Signal
Since 2022, the German Aerospace Center’s (DLR) Mobile Rocket Base (MORABA) has recorded deliberate interference on GNSS signals during sounding rocket launches from Esrange in northern Sweden and Andøya in northern Norway. The jamming has affected GPS L1, Galileo E1, and BeiDou B1C/B1I, manifesting as sharp drops in carrier-to-noise ratio. At times, this caused intermittent or complete navigation loss at altitudes above 22 km in Sweden and 36 km in Norway. The incidents have grown more frequent and severe, directly disrupting scientific missions.

Implications
GNSS jamming is no longer confined to ground-level or aviation altitudes. Its extension into near-space threatens mission safety, scientific data integrity, and recovery of research payloads. The pattern indicates adversaries are testing or signalling expanded electronic warfare capabilities into the stratosphere. Resilient PNT (positioning, navigation, timing) systems must now be integrated into sounding rockets, UAVs, and space-science missions. For NATO, this expands the contested spectrum domain to the edge of space.

Strategic Takeaway
Resilience to GNSS interference must extend into near-space.

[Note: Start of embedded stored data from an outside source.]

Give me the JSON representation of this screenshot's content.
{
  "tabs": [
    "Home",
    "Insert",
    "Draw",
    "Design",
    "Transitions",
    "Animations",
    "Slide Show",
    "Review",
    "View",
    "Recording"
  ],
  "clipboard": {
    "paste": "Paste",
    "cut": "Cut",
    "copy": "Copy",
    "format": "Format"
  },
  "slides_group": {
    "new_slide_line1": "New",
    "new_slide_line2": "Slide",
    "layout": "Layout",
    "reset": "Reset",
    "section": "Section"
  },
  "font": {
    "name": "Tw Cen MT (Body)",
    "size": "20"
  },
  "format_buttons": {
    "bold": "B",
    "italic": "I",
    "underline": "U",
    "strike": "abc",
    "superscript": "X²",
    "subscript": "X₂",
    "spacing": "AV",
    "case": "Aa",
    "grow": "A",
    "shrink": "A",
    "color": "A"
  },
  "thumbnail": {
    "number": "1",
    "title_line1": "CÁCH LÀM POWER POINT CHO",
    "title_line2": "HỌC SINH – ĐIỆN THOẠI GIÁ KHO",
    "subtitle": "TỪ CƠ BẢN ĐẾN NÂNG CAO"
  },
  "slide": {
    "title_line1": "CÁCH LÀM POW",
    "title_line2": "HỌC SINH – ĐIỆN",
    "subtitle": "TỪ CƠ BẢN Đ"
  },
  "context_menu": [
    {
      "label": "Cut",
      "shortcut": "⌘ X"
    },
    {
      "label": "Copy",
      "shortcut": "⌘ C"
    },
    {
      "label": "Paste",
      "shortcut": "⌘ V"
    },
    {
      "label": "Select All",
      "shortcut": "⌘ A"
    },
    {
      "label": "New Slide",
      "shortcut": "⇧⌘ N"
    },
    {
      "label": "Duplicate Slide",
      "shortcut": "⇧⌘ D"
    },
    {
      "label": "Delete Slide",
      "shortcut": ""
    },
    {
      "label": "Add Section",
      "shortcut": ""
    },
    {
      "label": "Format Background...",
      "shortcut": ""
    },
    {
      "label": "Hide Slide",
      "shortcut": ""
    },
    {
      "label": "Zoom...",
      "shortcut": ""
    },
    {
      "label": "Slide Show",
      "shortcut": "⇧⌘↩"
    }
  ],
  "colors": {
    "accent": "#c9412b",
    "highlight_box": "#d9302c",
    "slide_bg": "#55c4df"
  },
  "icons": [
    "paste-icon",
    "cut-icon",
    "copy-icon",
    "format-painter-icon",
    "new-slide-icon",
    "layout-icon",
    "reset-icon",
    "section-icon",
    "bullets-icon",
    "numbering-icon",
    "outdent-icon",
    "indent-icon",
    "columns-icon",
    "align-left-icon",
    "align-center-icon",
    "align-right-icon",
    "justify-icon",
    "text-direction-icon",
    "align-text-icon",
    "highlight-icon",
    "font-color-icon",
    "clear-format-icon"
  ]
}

Jamming is no longer bounded by the stratosphere.

Investor Implications
Expect growing demand for GPS-independent navigation solutions, such as quantum sensors, magnetics-based navigation, and encrypted satnav overlays. Firms supplying resilient PNT technologies will see expanded defence and aerospace contracts. Scientific payload operators and sounding rocket providers will prioritise onboard redundancy. Investors should watch European aerospace suppliers and startups specialising in anti-jam and multi-sensor navigation, as they are positioned to win early procurement.